Can exercise awakens joy and if I can’t throw it away, Marie Kondo style? I write this from my traditional position: ball hunched over, static, like a gargoyle (expression and posture). as one of the 47% of British women who haven’t done any vigorous exercise in the past year, I barely move. It’s gotten worse recently: dog is too old for long walks, pilates is too far away, which means I’m paying £35 a month just to feel guilty, and I’m too busy, ok? (If you could get your heart rate up with defensiveness and excuses, that would be fine.) The last six months have been the least physically active since I had glandular fever at 19, a time I remember with nostalgic longing: sleep for 14 hours, read for 10 minutes, snack, then go back to sleep.
I feel bad: stiff, sore and sleepless. But is it because sitting in front of a laptop for 12 hours a day and then moving to the couch to look at a bigger screen is objectively bad for me, or because I’m culturally conditioned to believe it’s bad? Well, it’s the first, but the peer pressure is also crushing. All the middle-aged women in the media he’s got chiseled delts, a six-pack, and a story about how happy being defined made them. I’m thrilled that collectively we’ll soon be able to literally crush the patriarchy, but I’m definitely not pulling (lifting) my weight.
I need to move this tired piece of meat, but I’ve never found the exercise really pleasurable, so I’ve been watching all eight and a half minutes. joy training. A little joy would be nice: simple, healthy Freudeinstead of the Shaden variety, which seems to be the only one on British shelves at the moment.
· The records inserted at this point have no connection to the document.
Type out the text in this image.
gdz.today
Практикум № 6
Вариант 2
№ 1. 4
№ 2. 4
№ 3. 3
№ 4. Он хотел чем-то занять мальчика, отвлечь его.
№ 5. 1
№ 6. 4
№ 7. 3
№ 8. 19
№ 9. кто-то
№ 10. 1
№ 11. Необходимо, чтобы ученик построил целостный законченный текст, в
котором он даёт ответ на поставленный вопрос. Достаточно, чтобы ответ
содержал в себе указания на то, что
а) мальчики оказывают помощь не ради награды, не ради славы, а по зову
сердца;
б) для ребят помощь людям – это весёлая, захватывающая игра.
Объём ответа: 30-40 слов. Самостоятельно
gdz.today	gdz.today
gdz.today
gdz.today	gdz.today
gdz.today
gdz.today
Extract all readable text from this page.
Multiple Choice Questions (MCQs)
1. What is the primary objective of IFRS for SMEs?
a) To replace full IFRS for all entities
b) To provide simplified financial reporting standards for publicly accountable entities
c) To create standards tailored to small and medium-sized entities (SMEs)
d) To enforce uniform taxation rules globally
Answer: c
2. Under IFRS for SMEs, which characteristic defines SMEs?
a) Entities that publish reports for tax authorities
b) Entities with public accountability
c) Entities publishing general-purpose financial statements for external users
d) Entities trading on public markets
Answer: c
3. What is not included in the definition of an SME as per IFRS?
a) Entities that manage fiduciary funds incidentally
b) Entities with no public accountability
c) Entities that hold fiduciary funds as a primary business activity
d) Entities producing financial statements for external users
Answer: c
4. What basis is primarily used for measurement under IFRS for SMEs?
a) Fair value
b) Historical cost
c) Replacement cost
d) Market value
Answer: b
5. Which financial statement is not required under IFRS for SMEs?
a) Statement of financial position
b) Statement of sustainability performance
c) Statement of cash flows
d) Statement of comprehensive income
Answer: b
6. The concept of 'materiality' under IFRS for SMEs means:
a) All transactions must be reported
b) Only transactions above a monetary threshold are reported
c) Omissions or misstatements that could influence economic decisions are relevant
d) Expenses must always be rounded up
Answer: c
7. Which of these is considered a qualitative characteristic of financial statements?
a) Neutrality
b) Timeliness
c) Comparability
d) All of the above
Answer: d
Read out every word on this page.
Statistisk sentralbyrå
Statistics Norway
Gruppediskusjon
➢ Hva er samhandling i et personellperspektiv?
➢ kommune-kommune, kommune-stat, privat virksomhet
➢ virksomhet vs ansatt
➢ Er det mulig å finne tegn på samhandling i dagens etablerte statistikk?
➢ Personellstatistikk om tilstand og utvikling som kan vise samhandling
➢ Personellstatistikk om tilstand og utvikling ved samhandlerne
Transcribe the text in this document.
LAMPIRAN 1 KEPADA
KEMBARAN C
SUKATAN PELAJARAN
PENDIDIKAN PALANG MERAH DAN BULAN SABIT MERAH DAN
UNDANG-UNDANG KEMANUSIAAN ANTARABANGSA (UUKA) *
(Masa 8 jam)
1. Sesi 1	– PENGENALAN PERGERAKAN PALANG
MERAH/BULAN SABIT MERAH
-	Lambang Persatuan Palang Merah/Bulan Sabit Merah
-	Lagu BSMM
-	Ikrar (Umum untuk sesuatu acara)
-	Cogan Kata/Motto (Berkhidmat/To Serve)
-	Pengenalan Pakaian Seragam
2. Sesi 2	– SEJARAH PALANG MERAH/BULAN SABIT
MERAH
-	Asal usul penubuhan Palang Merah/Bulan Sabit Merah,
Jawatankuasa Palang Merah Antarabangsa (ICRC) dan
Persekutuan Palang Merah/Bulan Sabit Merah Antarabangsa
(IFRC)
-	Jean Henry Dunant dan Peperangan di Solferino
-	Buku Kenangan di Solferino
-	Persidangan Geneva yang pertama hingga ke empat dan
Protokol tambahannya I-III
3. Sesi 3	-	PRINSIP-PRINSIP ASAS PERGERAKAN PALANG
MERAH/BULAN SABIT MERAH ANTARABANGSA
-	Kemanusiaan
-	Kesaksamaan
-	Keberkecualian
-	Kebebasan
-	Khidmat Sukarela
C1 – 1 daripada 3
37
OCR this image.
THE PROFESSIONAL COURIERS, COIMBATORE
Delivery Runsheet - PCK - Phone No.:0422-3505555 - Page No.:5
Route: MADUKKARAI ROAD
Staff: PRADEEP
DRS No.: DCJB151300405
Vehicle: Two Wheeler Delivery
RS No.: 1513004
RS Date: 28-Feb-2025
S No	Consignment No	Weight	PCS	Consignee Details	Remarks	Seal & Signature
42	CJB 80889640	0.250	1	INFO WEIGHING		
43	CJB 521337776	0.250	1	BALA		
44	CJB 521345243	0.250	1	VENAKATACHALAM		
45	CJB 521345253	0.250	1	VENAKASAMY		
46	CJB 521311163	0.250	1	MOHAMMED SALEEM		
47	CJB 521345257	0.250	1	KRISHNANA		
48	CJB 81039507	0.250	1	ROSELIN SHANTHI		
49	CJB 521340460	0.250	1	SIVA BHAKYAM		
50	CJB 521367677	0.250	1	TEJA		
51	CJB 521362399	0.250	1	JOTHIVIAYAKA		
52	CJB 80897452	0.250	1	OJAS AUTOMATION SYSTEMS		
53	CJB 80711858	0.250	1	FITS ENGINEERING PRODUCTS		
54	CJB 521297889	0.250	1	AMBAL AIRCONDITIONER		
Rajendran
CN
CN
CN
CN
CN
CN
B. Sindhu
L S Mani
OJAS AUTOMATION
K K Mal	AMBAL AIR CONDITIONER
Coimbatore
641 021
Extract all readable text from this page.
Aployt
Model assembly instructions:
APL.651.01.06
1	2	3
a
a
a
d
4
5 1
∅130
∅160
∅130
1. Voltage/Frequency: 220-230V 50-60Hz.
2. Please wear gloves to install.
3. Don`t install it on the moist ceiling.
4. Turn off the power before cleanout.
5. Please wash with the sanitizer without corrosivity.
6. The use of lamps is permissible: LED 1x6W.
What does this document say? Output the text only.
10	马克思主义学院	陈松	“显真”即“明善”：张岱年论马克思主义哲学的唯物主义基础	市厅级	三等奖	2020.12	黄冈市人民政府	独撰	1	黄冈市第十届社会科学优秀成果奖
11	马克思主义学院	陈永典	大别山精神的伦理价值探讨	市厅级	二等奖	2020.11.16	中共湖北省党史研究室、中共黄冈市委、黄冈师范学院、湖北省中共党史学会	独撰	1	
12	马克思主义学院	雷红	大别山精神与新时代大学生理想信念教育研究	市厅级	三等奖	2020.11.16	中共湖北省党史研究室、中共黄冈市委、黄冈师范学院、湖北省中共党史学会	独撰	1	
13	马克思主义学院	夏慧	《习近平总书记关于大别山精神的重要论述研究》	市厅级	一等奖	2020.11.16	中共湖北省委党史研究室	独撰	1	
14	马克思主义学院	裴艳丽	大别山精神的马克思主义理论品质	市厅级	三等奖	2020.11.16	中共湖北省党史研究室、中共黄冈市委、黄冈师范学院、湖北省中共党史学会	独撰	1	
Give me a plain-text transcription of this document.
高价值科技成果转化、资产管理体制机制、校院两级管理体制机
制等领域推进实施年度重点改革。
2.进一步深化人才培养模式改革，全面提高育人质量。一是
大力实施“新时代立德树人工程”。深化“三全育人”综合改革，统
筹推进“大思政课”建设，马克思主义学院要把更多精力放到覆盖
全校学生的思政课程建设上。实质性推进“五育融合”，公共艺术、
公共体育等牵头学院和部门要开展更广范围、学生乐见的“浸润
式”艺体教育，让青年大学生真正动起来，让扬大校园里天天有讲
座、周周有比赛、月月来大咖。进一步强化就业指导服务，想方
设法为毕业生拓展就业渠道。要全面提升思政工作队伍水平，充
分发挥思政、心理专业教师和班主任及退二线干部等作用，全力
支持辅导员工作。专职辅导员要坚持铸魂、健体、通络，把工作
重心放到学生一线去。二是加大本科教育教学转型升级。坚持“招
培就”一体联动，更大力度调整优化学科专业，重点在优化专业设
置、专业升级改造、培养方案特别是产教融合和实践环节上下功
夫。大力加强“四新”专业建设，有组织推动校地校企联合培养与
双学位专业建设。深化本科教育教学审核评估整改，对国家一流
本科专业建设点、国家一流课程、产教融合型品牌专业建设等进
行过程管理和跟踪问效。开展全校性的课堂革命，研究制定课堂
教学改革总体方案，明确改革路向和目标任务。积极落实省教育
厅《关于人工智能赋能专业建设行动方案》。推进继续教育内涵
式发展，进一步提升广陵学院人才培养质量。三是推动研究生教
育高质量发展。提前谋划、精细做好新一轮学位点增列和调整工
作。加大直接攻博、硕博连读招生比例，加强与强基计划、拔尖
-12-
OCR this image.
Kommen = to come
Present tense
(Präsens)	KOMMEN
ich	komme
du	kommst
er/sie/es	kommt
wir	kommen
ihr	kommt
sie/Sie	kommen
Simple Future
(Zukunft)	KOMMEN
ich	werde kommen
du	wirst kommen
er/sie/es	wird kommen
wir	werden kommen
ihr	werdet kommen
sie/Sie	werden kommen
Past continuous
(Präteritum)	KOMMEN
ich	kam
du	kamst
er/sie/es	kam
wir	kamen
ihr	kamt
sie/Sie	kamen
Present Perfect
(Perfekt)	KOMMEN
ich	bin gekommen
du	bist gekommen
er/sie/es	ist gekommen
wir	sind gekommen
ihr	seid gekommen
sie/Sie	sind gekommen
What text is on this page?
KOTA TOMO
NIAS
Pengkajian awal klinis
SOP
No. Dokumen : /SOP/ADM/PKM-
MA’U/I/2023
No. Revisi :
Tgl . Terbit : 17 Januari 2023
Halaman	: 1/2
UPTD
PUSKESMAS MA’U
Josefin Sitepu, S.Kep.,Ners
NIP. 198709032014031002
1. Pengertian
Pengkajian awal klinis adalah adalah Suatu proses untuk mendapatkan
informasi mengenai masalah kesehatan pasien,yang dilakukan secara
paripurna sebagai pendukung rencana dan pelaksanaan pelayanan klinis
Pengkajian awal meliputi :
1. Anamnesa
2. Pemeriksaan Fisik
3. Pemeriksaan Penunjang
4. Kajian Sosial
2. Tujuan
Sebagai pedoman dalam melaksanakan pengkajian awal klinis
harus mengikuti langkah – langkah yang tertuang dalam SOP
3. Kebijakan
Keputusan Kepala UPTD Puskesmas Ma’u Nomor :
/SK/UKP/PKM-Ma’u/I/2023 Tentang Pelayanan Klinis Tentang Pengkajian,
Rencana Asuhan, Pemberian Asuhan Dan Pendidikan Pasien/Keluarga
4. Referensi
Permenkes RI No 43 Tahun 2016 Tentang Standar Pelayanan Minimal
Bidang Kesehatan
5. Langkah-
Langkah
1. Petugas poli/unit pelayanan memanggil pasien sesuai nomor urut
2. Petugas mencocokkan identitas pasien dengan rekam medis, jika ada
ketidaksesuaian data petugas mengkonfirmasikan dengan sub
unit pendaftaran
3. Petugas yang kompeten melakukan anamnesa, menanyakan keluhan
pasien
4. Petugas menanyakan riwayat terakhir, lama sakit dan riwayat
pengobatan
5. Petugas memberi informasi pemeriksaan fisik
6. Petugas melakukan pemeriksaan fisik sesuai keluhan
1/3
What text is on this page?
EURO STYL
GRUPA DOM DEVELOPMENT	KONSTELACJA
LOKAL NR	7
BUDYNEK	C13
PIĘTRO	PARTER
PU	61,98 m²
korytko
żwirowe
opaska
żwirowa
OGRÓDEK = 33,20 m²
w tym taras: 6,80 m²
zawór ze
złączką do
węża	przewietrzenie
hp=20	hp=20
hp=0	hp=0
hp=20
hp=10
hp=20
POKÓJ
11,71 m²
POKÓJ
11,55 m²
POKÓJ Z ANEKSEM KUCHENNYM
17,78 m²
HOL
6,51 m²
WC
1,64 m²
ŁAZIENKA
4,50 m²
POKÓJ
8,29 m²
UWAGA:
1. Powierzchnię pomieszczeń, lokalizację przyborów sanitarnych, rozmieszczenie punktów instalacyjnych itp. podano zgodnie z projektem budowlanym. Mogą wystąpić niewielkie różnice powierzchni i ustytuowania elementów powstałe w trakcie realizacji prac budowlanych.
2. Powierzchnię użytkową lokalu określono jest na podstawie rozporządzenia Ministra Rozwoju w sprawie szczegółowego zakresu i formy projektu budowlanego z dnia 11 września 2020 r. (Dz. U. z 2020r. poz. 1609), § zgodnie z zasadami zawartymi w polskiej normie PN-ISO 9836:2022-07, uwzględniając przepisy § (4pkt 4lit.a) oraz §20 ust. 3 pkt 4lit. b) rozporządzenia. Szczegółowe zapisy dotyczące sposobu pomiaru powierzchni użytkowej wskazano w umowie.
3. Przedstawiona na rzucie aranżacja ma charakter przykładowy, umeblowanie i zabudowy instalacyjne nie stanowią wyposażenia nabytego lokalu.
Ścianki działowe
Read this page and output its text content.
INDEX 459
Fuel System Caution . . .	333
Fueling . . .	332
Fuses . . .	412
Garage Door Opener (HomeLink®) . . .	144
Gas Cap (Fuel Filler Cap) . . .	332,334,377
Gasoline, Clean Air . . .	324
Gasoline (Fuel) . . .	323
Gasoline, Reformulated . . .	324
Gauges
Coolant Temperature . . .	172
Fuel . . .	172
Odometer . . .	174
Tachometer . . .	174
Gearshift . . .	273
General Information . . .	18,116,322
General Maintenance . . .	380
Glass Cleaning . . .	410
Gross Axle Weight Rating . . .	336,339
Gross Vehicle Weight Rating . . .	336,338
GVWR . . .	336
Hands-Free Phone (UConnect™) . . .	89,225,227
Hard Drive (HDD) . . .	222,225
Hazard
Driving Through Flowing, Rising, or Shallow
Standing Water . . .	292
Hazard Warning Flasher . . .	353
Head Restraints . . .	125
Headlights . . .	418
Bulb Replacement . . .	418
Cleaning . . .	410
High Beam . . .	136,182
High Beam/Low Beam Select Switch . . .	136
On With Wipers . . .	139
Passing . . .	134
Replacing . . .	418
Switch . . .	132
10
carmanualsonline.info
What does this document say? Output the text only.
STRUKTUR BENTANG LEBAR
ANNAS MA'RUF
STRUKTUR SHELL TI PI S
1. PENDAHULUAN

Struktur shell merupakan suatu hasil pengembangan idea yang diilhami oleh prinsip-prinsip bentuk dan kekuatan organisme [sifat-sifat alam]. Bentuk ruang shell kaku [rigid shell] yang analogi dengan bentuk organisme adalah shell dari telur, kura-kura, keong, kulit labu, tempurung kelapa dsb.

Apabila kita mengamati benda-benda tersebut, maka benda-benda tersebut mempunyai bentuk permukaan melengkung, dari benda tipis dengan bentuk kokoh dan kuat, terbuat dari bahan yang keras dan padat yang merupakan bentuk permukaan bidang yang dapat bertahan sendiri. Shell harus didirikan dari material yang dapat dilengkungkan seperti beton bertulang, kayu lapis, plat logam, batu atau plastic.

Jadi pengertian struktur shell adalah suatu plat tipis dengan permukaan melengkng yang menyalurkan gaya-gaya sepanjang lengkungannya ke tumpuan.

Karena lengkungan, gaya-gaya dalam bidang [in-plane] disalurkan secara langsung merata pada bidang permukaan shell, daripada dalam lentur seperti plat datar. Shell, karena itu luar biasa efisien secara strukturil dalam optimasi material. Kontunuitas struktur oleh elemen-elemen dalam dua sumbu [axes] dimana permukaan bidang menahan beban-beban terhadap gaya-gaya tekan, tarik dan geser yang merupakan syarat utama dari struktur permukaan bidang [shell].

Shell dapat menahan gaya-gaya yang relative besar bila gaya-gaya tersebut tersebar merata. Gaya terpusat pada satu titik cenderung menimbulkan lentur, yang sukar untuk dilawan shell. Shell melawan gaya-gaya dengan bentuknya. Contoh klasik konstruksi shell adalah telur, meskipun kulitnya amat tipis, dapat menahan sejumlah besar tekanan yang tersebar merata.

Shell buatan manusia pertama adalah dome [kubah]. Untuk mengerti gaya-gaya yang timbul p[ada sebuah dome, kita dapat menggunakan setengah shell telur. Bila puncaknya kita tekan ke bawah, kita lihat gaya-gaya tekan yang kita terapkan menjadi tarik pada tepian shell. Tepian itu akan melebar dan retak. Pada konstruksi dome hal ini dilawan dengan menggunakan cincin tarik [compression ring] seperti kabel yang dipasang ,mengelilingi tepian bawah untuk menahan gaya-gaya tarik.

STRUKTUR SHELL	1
Also, no one is so busy that they can’t put in eight and a half minutes; I spent more time looking at the Daily Star lettuce last week.
Designed by health psychologist Kelly McGonigal, the workout combines movements shown to elicit positive emotions and are recognizably joyous, cross-culturally, and set to a soundtrack “aimed at enhancing positive emotions.” There is a video to follow, in seven thematic sections. I tried it out and present my findings in case you too are looking for joy through (manageably brief) movement.
Starting the Scope section, I realize I was hoping it would be less…exercise? Reaching is hell on my tense shoulders. Sway, a gently expansive side-to-side motion, makes me look like one of my aunts at a wedding before Come on Eileen begins; I walk away from the window. “How would it feel for her to throw her fists in the air?” The rebound asks the section, to which the answer is “terrible.” Shake is a moment of respite, but it takes me six seconds of Jump to hiss, “I hate this.” And when the cheery voiceover suggests I “try some jumping,” I prefer a wounded rhino bellow of anguish. Celebrating is supposed to look like throwing confetti; here it sounds like a wake of crackles and pops for my spine.
The final section, Freestyle, invites you to improvise, which I do with all the loose, rhythmic abandon of one of those heavily cloaked priests at the Queen’s funeral. Then I realize I have a new spam email: I check it, swear, then sit back and start working again. That’s why I can’t have nice things, like working shoulders.
I’m not sure you can generate much joy by following a special exercise recipe. It seems that it tends to appear when you don’t expect it. The closest I come right now is riding a bike. I’ve never had the balance or the guts to ride a bike, but this year I took a beginner’s course and with encouragement, kindness, and the occasional push, something clicked. Now I look for excuses to ride my bike through quiet streets and bike paths, feeling fast (for me, children and very old people still overtake me) and free. Sometimes, on my bike, I am momentarily consumed by childish joy: the rush of air, the joy, the feeling that being alive is incredible, really. Is that what fitness freaks talk about? I guess that could catch up.